Marie Morel est peintre, c'est ce que nous affirmions en mars 2018, en consacrant une séquence de « l'artiste du mois » à cette artiste hors du commun, qui s'insurgeait alors contre l'occultation dont avaient été victimes au cours de l'Histoire une multitude femmes de talent dans toutes les disciplines, étouffées par le pouvoir masculin. Elle le faisait avec l'unique moyen de sa peinture : quatre cents petits portraits qui, associés en une immense composition à dominante bleue, parlaient de peinture au moins autant que de la révolte d'une femme découvrant le malheur de ses soeurs. Or déjà à ce moment, Marie Morel commençait à être elle-même victime d'un phénomène d'exclusion qui était nouveau pour elle. En 2009 et 2010 encore, elle avait pu exposer à la Halle saint Pierre à Paris un ensemble d'oeuvres, notamment érotiques, sans le moindre problème pendant six mois. Le signal d'un renversement avait été donné en 2014 à Aubagne : un grand tableau érotique intitulé L'Amour (peint en 1996) avait été retiré d'exposition par les organisateurs. Marie Morel, désolée, ne comprenait pas, elle ne faisait que « dire ce que je vois, ce que je sens, ce que j'aime ce n'est pas une provocation. L'amour est essentiel. »
Oui, mais l'amour implique le sexe. Marie Morel peint des fleurs, des oiseaux, mais aussi des quantités de sexes, masculins et féminins, unis dans une infinité de variations que lui inspire une créativité apparemment inépuisable. Or le sexe, en un temps de désinhibition générale des pulsions dans la société dite permissive est en train de changer de statut, comme l'a noté Jacques Julliard : « Longtemps le sexe fut associé à la faute, plus récemment au plaisir, désormais à l'effroi. » (Le Figaro, 3 février 2020). Un effroi qui condamne bizarrement l'oeuvre de Marie Morel, exclue des cimaises des institutions publiques et privées. Ce ne serait pas grave si la peinture de Marie Morel était médiocre, mais il se trouve que cette artiste est considérée, par exemple par Pascal Quignard, comme « un des plus grands peintres vivants. ». Puisque les musées et les grandes galeries, à Paris comme en province, n'exposent pas les tableaux de Marie Morel, elle vient de répliquer en éditant un beau livre, avec un texte de Pascal Quignard qui cherche à comprendre ce qui se passe dans la tête des décideurs qui ne veulent pas de la peinture érotique de Marie Morel : « Nous repoussons l'idée d'exposer durablement ces peintures imprévisibles, gigantesques, d'une peinture parfaitement libre, hardie, géniale. »

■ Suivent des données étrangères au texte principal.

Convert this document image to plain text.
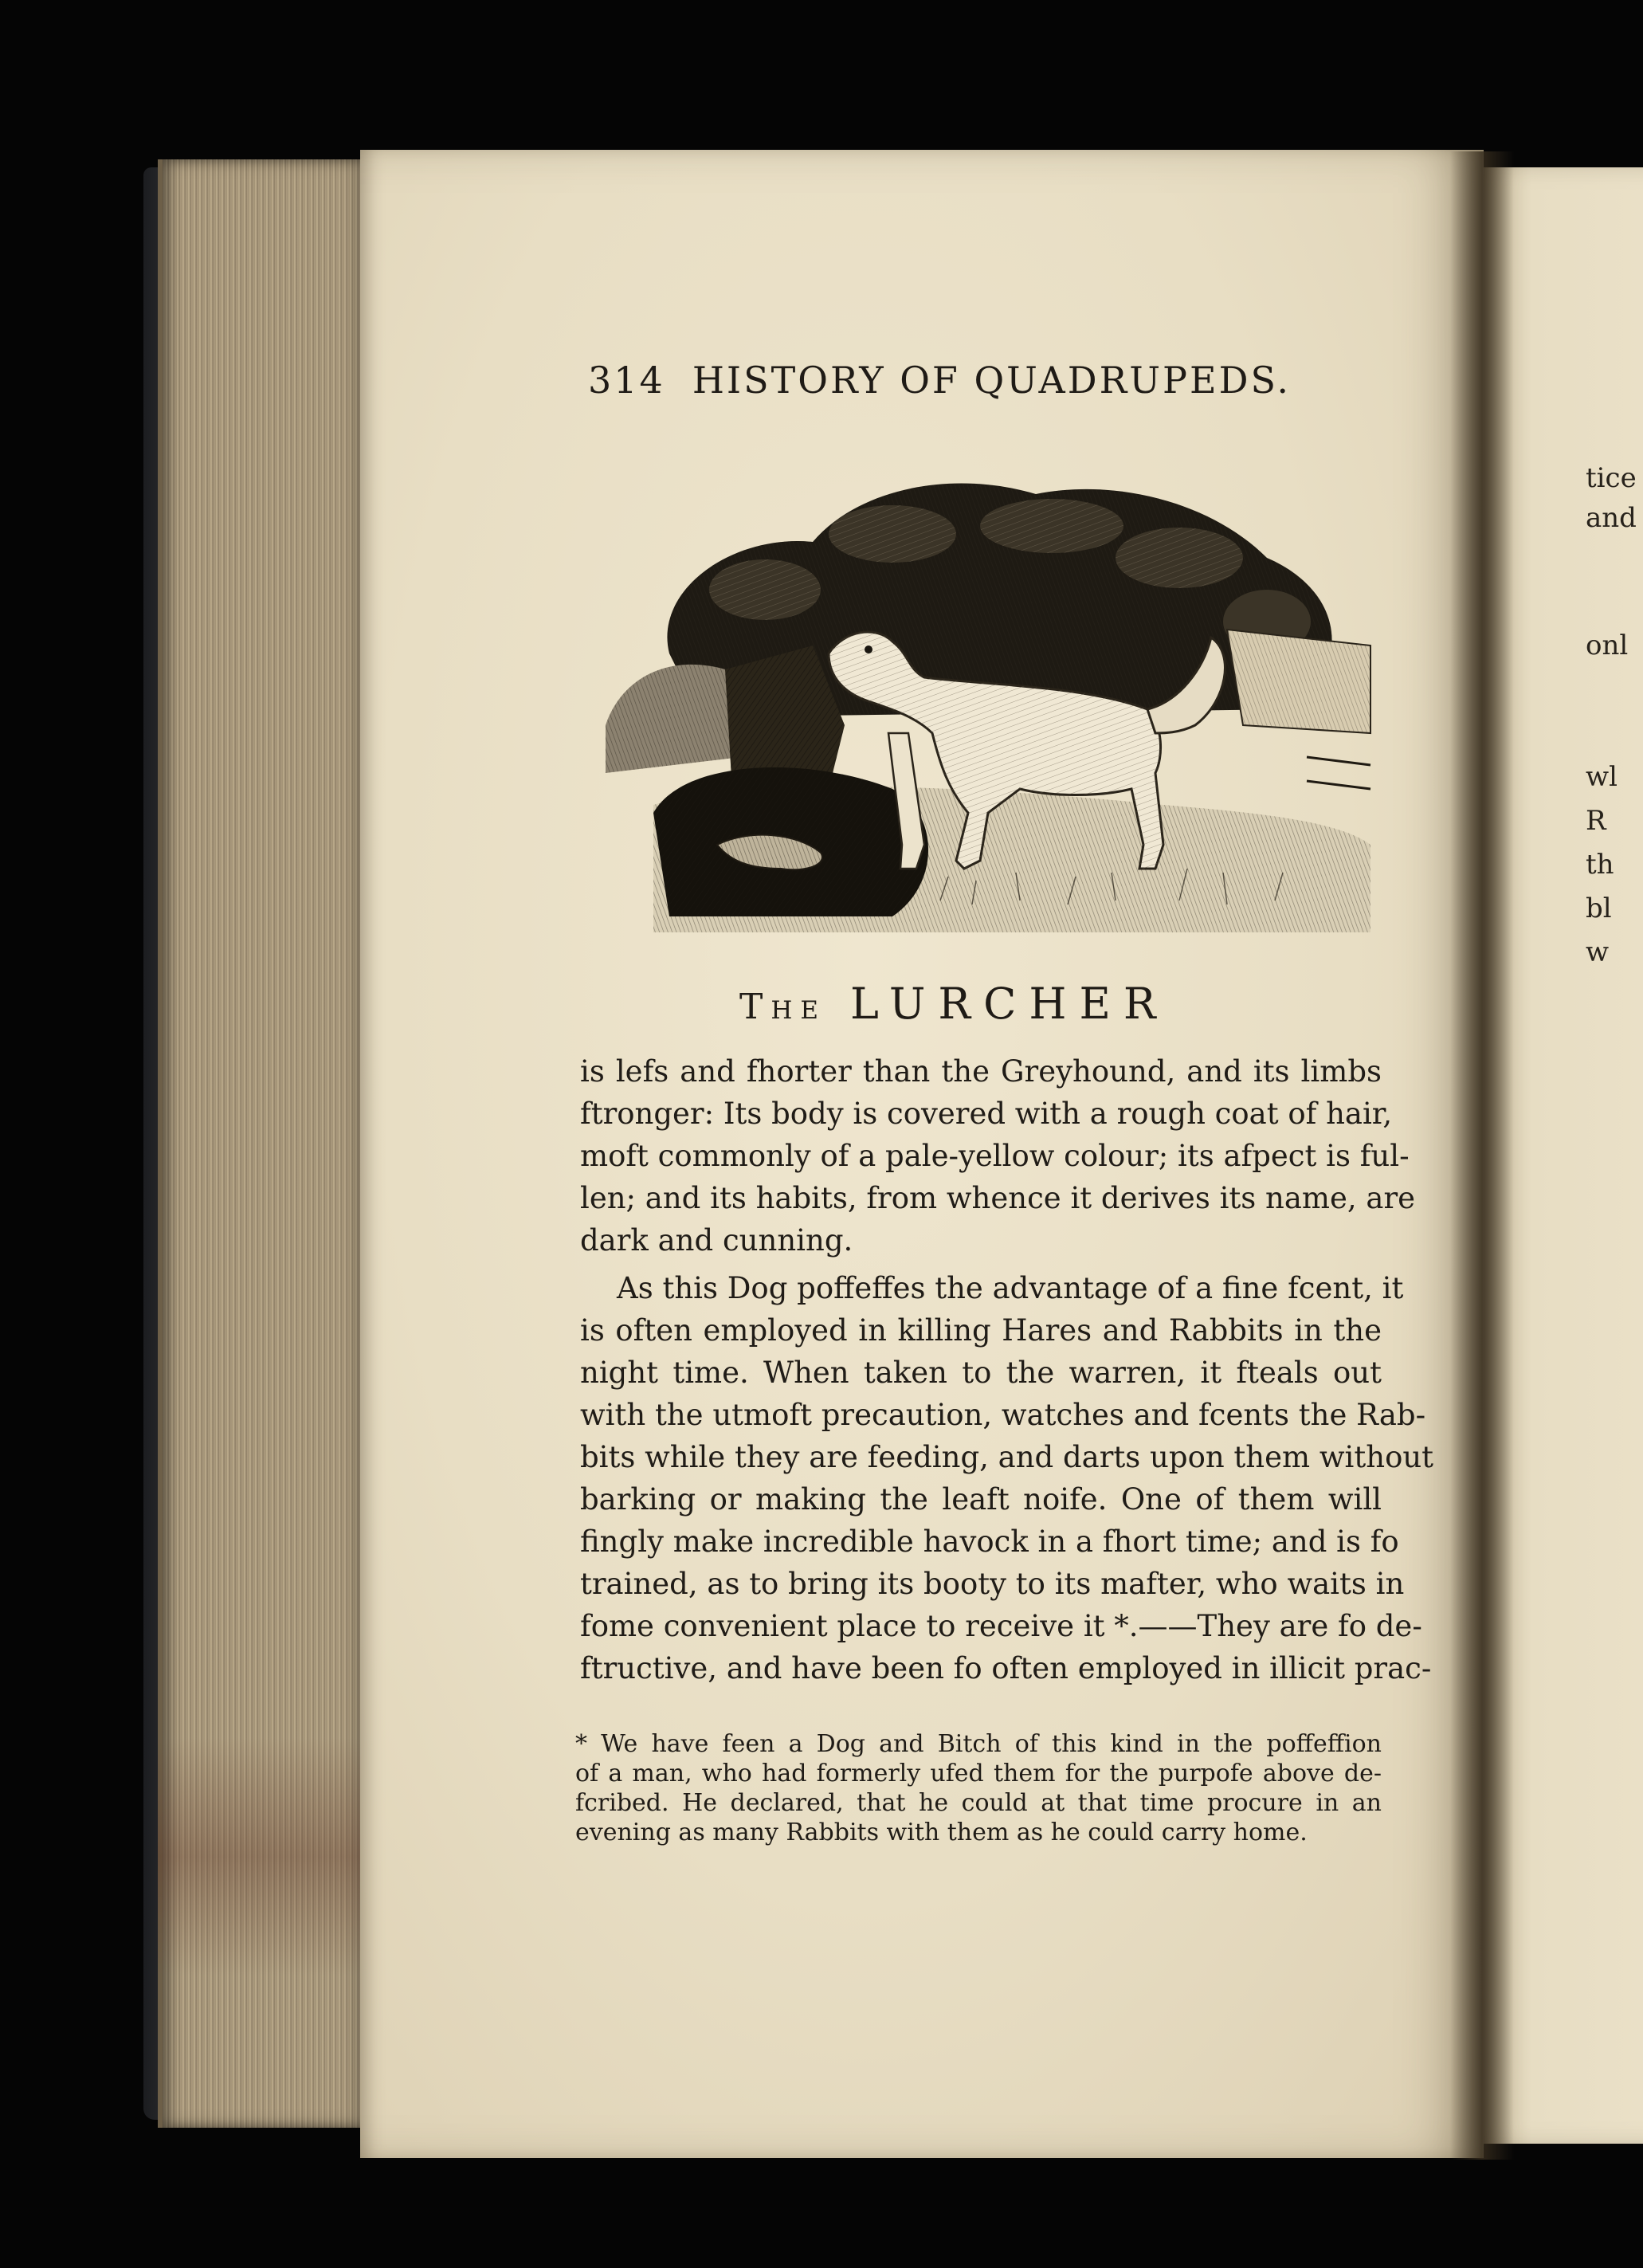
314 HISTORY OF QUADRUPEDS.
The LURCHER
is lefs and fhorter than the Greyhound, and its limbs
ftronger: Its body is covered with a rough coat of hair,
moft commonly of a pale-yellow colour; its afpect is ful-
len; and its habits, from whence it derives its name, are
dark and cunning.
As this Dog poffeffes the advantage of a fine fcent, it
is often employed in killing Hares and Rabbits in the
night time. When taken to the warren, it fteals out
with the utmoft precaution, watches and fcents the Rab-
bits while they are feeding, and darts upon them without
barking or making the leaft noife. One of them will
fingly make incredible havock in a fhort time; and is fo
trained, as to bring its booty to its mafter, who waits in
fome convenient place to receive it *.——They are fo de-
ftructive, and have been fo often employed in illicit prac-
* We have feen a Dog and Bitch of this kind in the poffeffion
of a man, who had formerly ufed them for the purpofe above de-
fcribed. He declared, that he could at that time procure in an
evening as many Rabbits with them as he could carry home.
tice
and
onl
wl
R
th
bl
w
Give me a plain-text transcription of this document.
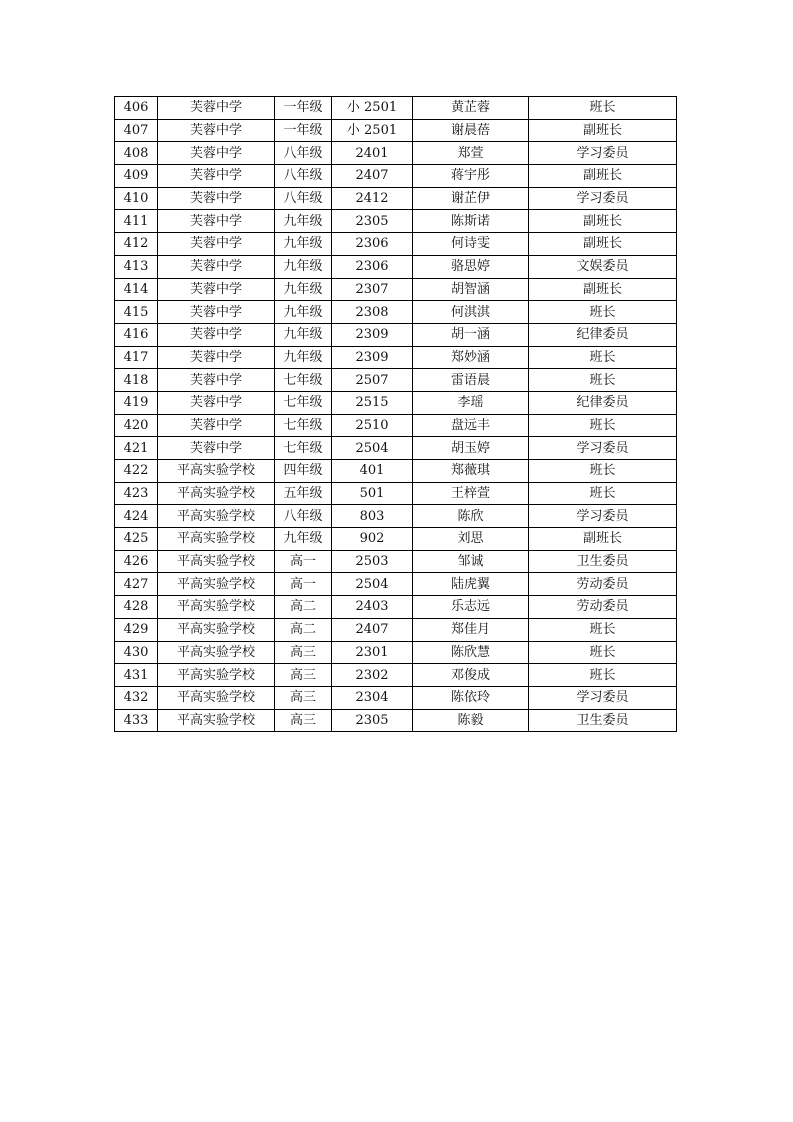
406	芙蓉中学	一年级	小 2501	黄芷蓉	班长
407	芙蓉中学	一年级	小 2501	谢晨蓓	副班长
408	芙蓉中学	八年级	2401	郑萱	学习委员
409	芙蓉中学	八年级	2407	蒋宇彤	副班长
410	芙蓉中学	八年级	2412	谢芷伊	学习委员
411	芙蓉中学	九年级	2305	陈斯诺	副班长
412	芙蓉中学	九年级	2306	何诗雯	副班长
413	芙蓉中学	九年级	2306	骆思婷	文娱委员
414	芙蓉中学	九年级	2307	胡智涵	副班长
415	芙蓉中学	九年级	2308	何淇淇	班长
416	芙蓉中学	九年级	2309	胡一涵	纪律委员
417	芙蓉中学	九年级	2309	郑妙涵	班长
418	芙蓉中学	七年级	2507	雷语晨	班长
419	芙蓉中学	七年级	2515	李瑶	纪律委员
420	芙蓉中学	七年级	2510	盘远丰	班长
421	芙蓉中学	七年级	2504	胡玉婷	学习委员
422	平高实验学校	四年级	401	郑薇琪	班长
423	平高实验学校	五年级	501	王梓萱	班长
424	平高实验学校	八年级	803	陈欣	学习委员
425	平高实验学校	九年级	902	刘思	副班长
426	平高实验学校	高一	2503	邹诚	卫生委员
427	平高实验学校	高一	2504	陆虎翼	劳动委员
428	平高实验学校	高二	2403	乐志远	劳动委员
429	平高实验学校	高二	2407	郑佳月	班长
430	平高实验学校	高三	2301	陈欣慧	班长
431	平高实验学校	高三	2302	邓俊成	班长
432	平高实验学校	高三	2304	陈依玲	学习委员
433	平高实验学校	高三	2305	陈毅	卫生委员
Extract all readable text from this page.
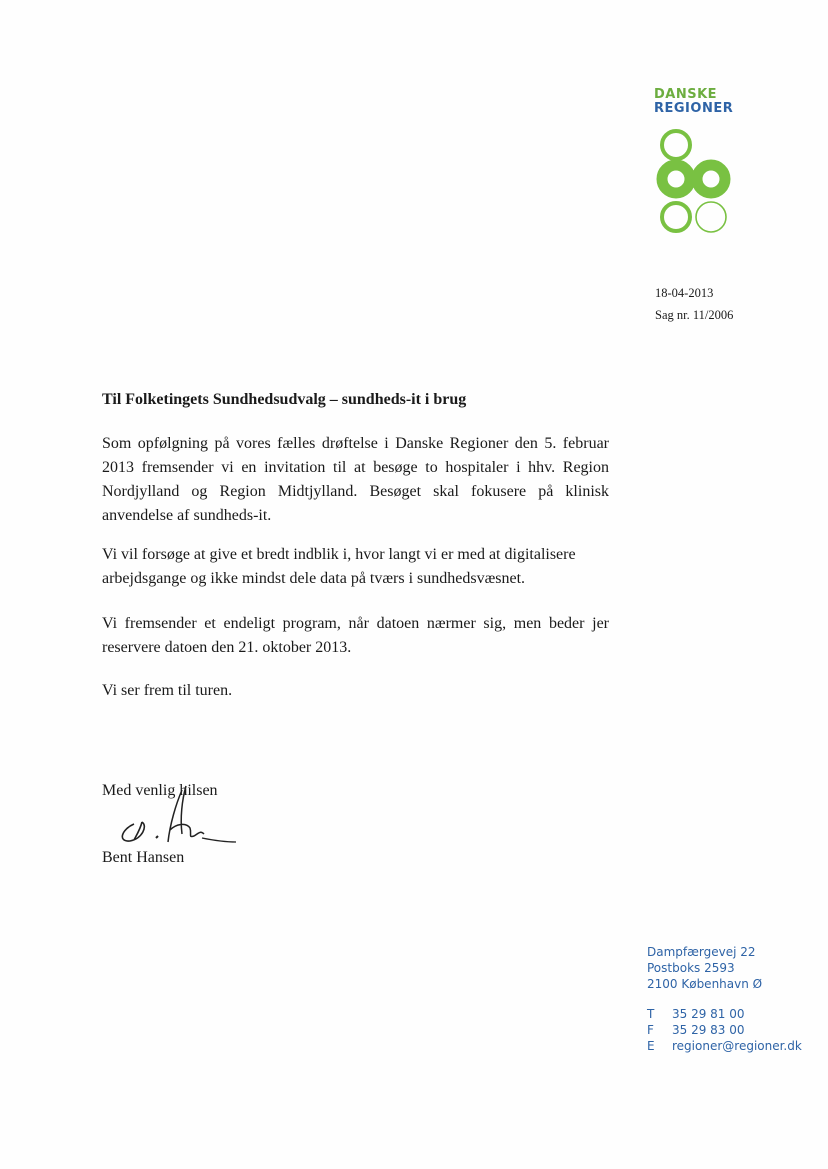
DANSKE
REGIONER
18-04-2013
Sag nr. 11/2006
Til Folketingets Sundhedsudvalg – sundheds-it i brug

Som opfølgning på vores fælles drøftelse i Danske Regioner den 5. februar 2013 fremsender vi en invitation til at besøge to hospitaler i hhv. Region Nordjylland og Region Midtjylland. Besøget skal fokusere på klinisk anvendelse af sundheds-it.

Vi vil forsøge at give et bredt indblik i, hvor langt vi er med at digitalisere arbejdsgange og ikke mindst dele data på tværs i sundhedsvæsnet.

Vi fremsender et endeligt program, når datoen nærmer sig, men beder jer reservere datoen den 21. oktober 2013.

Vi ser frem til turen.

Med venlig hilsen
Bent Hansen
Dampfærgevej 22
Postboks 2593
2100 København Ø
T	35 29 81 00
F	35 29 83 00
E	regioner@regioner.dk
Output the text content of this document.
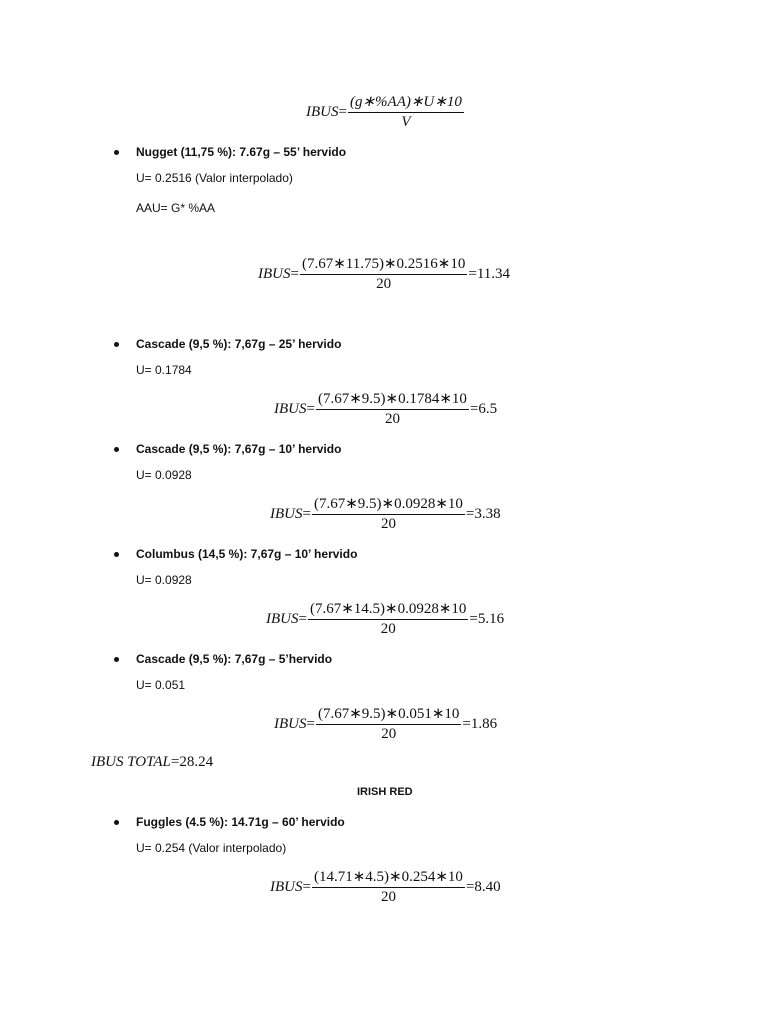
IBUS = $\frac{(g∗\%AA)∗U∗10}{V}$
Nugget (11,75 %): 7.67g – 55’ hervido
U= 0.2516 (Valor interpolado)
AAU= G* %AA
IBUS = $\frac{(7.67∗11.75)∗0.2516∗10}{20} = 11.34$
Cascade (9,5 %): 7,67g – 25’ hervido
U= 0.1784
IBUS = $\frac{(7.67∗9.5)∗0.1784∗10}{20} = 6.5$
Cascade (9,5 %): 7,67g – 10’ hervido
U= 0.0928
IBUS = $\frac{(7.67∗9.5)∗0.0928∗10}{20} = 3.38$
Columbus (14,5 %): 7,67g – 10’ hervido
U= 0.0928
IBUS = $\frac{(7.67∗14.5)∗0.0928∗10}{20} = 5.16$
Cascade (9,5 %): 7,67g – 5’hervido
U= 0.051
IBUS = $\frac{(7.67∗9.5)∗0.051∗10}{20} = 1.86$
IBUS TOTAL=28.24
IRISH RED
Fuggles (4.5 %): 14.71g – 60’ hervido
U= 0.254 (Valor interpolado)
IBUS = $\frac{(14.71∗4.5)∗0.254∗10}{20} = 8.40$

Pour se faire une idée de cette peinture libre et hardie, et même peut être géniale, on peut commencer par aller sur le site de Marie Morel : www.mariemorel.net. Bien sûr, d'excellentes galeries montrent son travail, mais il s'agit seulement de ses touchantes visions de fleurs, d'arbres et d'oiseaux, celles que présente par exemple la galerie Capazza. De fait, ses images de coït sont censurées. Curieux retour de la censure, que ne connaissaient ni le monde archaïque, ni le monde préhistorique, ni le monde antique, ni le monde médiéval. Serions-nous revenus aux prudes XVIIe siècle ou XIXe siècle ? Le livre a pour titre L'oeuvre censurée de Marie Morel, il comprend le texte de Pascal Quignard, Les deux offenses, et de nombreuses photos des oeuvres qui restent dorénavant cachées. 250 pages, format 30 x 33 cm, 2019. Edition Regard - J'en suis bleue. ISBN 978-2-919756-32-2. « Le coït est cette étrange danse qui nous a figurés. Pourquoi n'aimons-nous pas ce qui nous figure ? » (Pascal Quignard). Si, on peut aimer et admirer cette figuration hors des normes dont Marie Morel a pris le risque.